Range: The only pressure I have is to clarify the facts and then present them to the court for deliberation. There may be other situations, such as espionage cases, in which political considerations on the part of the government can sometimes play a role. But not in the case of murder.

SPIEGEL: By law, a terrorist organization must consist of at least three individuals. If you can't prove that Zschäpe was a member of the NSU, the case falls apart.

Range: In addition to the evidence already mentioned, there are statements to the effect that the three always appeared as a single unit. Besides, the Federal Court of Justice itself never questioned that this was a terrorist organization.

SPIEGEL: Nevertheless, the charges are based primarily on circumstantial evidence.

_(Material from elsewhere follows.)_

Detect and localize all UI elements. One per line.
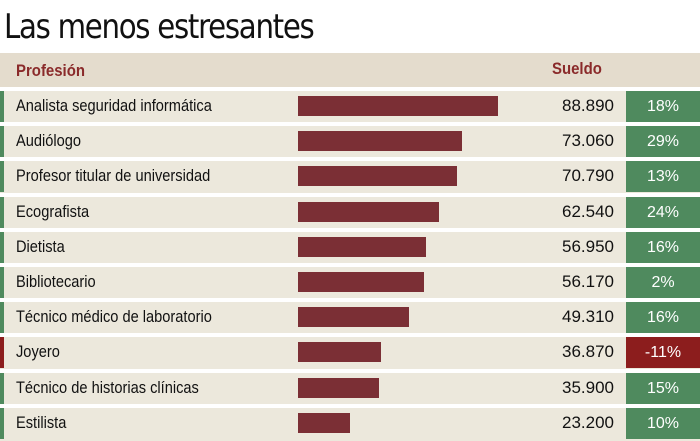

Range: This will clearly be a trial based on circumstantial evidence. Two of the three presumed perpetrators are dead, and the one who survived isn't talking. We have to form an overall picture by assembling pieces of evidence one by one.

SPIEGEL: What role do you believe was played by André E., the presumed NSU helper, against whom the charges long seemed questionable?

Range: Because of his close, friendly relations, he was very close to the group. According to our information, he personally rented the camper vans for two of the group's robberies and one of its bombings.

SPIEGEL: But the bombing in question was committed in early 2001, and supporting a terrorist organization comes under the statute of limitations after 10 years.

Range: Being an accessory to murder does not come under the statute of limitations. And in our assessment, André E. willingly accepted the possibility that a murder was to be committed with the help of the vehicle he had rented.

SPIEGEL: In your assessment, how long will the trial last?

Range: We have five defendants, 10 defense attorneys, about 60 co-plaintiffs and almost 40 attorneys for ancillary lawsuits. There are 27 individual charges. And then there is the charge of membership in and support of a terrorist organization. It will be the biggest trial to date on right-wing terrorism in the history of the Federal Republic of Germany. It would be wrong to predict its duration.

SPIEGEL: What can we expect from the trial: law or justice?

Range: The fundamental goal of the criminal trial is to achieve justice. I also hope that it will provide a reappraisal of the events, especially in the interest of the victims' families, and that it will send the message that society does not accept such actions and in fact reacts decisively against them.

SPIEGEL: Do you have any indication that Beate Zschäpe will speak?

Range: No. But it isn't unusual in a trial. The defense strategy is often geared toward waiting to see which "arrows" the prosecution has "in its quiver." Ultimately Ms. Zschäpe will have to make that decision herself. I'm curious to see what happens.

SPIEGEL: What will you say to the victims' families if there are acquittals?

Range: That's the price of the constitutional state. But I am confident that I won't have to address that question.

SPIEGEL: Mr. Range, thank you for this interview.